J Frey: Yes. We’ve taken two approaches. We started some work at the beginning of our time working in the e-Science programme where we started with a very detailed semantic description of, tried to describe a synthetic process. We did this originally with an analogy so that we could get the computer scientists and the chemists talking together somewhere safe and we were making cups of tea. It’s very interesting how many details get left out, the number of people who, if you follow their recipe you would never have taken the teabag out of the cup. And the whole issue, of course, is the order of adding tea and milk and things like that. So we had to develop a system to describe that and we were using the language of the semantic web, the resource description framework language, RDF. But when we started, the language and our understanding of it was very incomplete and we came across a number of problems, many of which we think we can now solve. And so we have a way of describing processes, perhaps in the same way as the chemical engineers would already have described processes but formalised in terms of the semantic web language. We found that quite interesting. We could build software on top of that to both plan and guide the research and allow people to make notes and change things as they were going along. Change, of course we mean recording what you actually saw against the plan. Just as a side note, there’s an interesting issue in this country, in the UK, of the COSHH legislation which did mean that we had to have very detailed plans in advance of doing any experimental work and we are leveraging off those plans to provide the descriptions. But that work is ongoing and produces some very useful ideas about how to describe experiments.

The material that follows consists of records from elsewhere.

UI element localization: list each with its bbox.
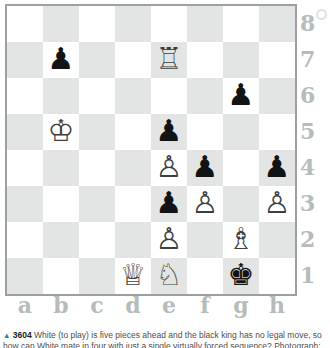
square-e7: ♖ [151,42,187,78]
square-g6: ♟ [223,78,259,114]
puzzle-number: 3604 [13,330,32,340]
square-d7 [115,42,151,78]
square-a7 [7,42,43,78]
square-e6 [151,78,187,114]
square-a3 [7,186,43,222]
square-g3 [223,186,259,222]
square-b2 [43,222,79,258]
square-f6 [187,78,223,114]
photo-caption: ▲ 3604 White (to play) is five pieces ah… [3,330,327,348]
file-label-c: c [79,292,115,318]
square-f4: ♟ [187,150,223,186]
square-b5: ♔ [43,114,79,150]
square-b3 [43,186,79,222]
white-pawn-e4: ♙ [156,152,183,182]
square-g4 [223,150,259,186]
square-c1 [79,258,115,294]
square-h8 [259,6,295,42]
white-king-b5: ♔ [48,116,75,146]
rank-label-2: 2 [300,221,315,257]
square-h3: ♙ [259,186,295,222]
black-pawn-e3: ♟ [156,188,183,218]
square-c8 [79,6,115,42]
file-label-e: e [151,292,187,318]
square-a5 [7,114,43,150]
square-h2 [259,222,295,258]
white-pawn-e2: ♙ [156,224,183,254]
black-king-g1: ♚ [228,260,255,290]
white-pawn-f3: ♙ [192,188,219,218]
square-a6 [7,78,43,114]
rank-label-3: 3 [300,185,315,221]
square-d2 [115,222,151,258]
square-f1 [187,258,223,294]
rank-label-8: 8 [300,5,315,41]
white-queen-d1: ♕ [120,260,147,290]
square-b1 [43,258,79,294]
rank-label-7: 7 [300,41,315,77]
white-rook-e7: ♖ [156,44,183,74]
file-label-g: g [223,292,259,318]
square-h7 [259,42,295,78]
rank-label-5: 5 [300,113,315,149]
square-c2 [79,222,115,258]
black-pawn-h4: ♟ [264,152,291,182]
file-label-h: h [259,292,295,318]
square-b8 [43,6,79,42]
file-labels: abcdefgh [7,292,295,318]
square-f3: ♙ [187,186,223,222]
square-d8 [115,6,151,42]
square-d6 [115,78,151,114]
rank-label-6: 6 [300,77,315,113]
square-c6 [79,78,115,114]
square-f5 [187,114,223,150]
square-c7 [79,42,115,78]
square-b7: ♟ [43,42,79,78]
black-pawn-e5: ♟ [156,116,183,146]
square-e2: ♙ [151,222,187,258]
square-g8 [223,6,259,42]
black-pawn-f4: ♟ [192,152,219,182]
square-c5 [79,114,115,150]
square-e1: ♘ [151,258,187,294]
square-h4: ♟ [259,150,295,186]
white-pawn-h3: ♙ [264,188,291,218]
chess-board: ♟♖♟♔♟♙♟♟♟♙♙♙♗♕♘♚ [5,4,297,296]
square-f8 [187,6,223,42]
square-f7 [187,42,223,78]
rank-labels: 87654321 [300,5,315,293]
caption-text: White (to play) is five pieces ahead and… [3,330,322,348]
square-e4: ♙ [151,150,187,186]
square-d5 [115,114,151,150]
square-d3 [115,186,151,222]
square-a2 [7,222,43,258]
decorative-ring-icon [316,9,327,20]
file-label-a: a [7,292,43,318]
rank-label-4: 4 [300,149,315,185]
file-label-d: d [115,292,151,318]
square-a4 [7,150,43,186]
rank-label-1: 1 [300,257,315,293]
square-e8 [151,6,187,42]
file-label-f: f [187,292,223,318]
square-e5: ♟ [151,114,187,150]
square-h1 [259,258,295,294]
square-g5 [223,114,259,150]
square-g2: ♗ [223,222,259,258]
file-label-b: b [43,292,79,318]
white-bishop-g2: ♗ [228,224,255,254]
square-d4 [115,150,151,186]
square-c3 [79,186,115,222]
square-d1: ♕ [115,258,151,294]
square-a1 [7,258,43,294]
caption-triangle-icon: ▲ [3,331,10,340]
chess-diagram: ♟♖♟♔♟♙♟♟♟♙♙♙♗♕♘♚ 87654321 abcdefgh [0,0,330,318]
square-b4 [43,150,79,186]
square-b6 [43,78,79,114]
square-a8 [7,6,43,42]
square-g7 [223,42,259,78]
square-c4 [79,150,115,186]
black-pawn-b7: ♟ [48,44,75,74]
square-g1: ♚ [223,258,259,294]
black-pawn-g6: ♟ [228,80,255,110]
square-h5 [259,114,295,150]
square-f2 [187,222,223,258]
white-knight-e1: ♘ [156,260,183,290]
square-h6 [259,78,295,114]
square-e3: ♟ [151,186,187,222]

But we also came to the conclusion that sometimes that level would be too detailed and of course for early adoption, when you don’t have an agreed vocabulary for your work, there could be an issue there. In many cases it may be, as a way of introducing this to fewer users in newer communities was to adopt a bit more softly softly approach and have what Jim Handler has described as a little semantics goes a long way, just to show how powerful even a little level of extra metadata and extra agreement will do. And we build that into our own blog engine to act as a voluntary blog and that work has now matured into some software called Labtro where the researchers effectively blog their work but the discussion is all around the attached data and we can add a lot of interesting metadata to that to make it much easier to find and reuse the data that’s in there. We’ve applied that to a number of research groups in Southampton and several other universities across the world to gain insight into how this blogging methodology, coupled with some semantics, will improve research. And certainly we’ve observed it changes considerably the nature of the interaction between the research students and the supervisor and the type of ways you can run discussions about the research that’s going on. It’s been a very productive and interesting experience and most people using it have found it quite intuitive and a very exciting way of going forward.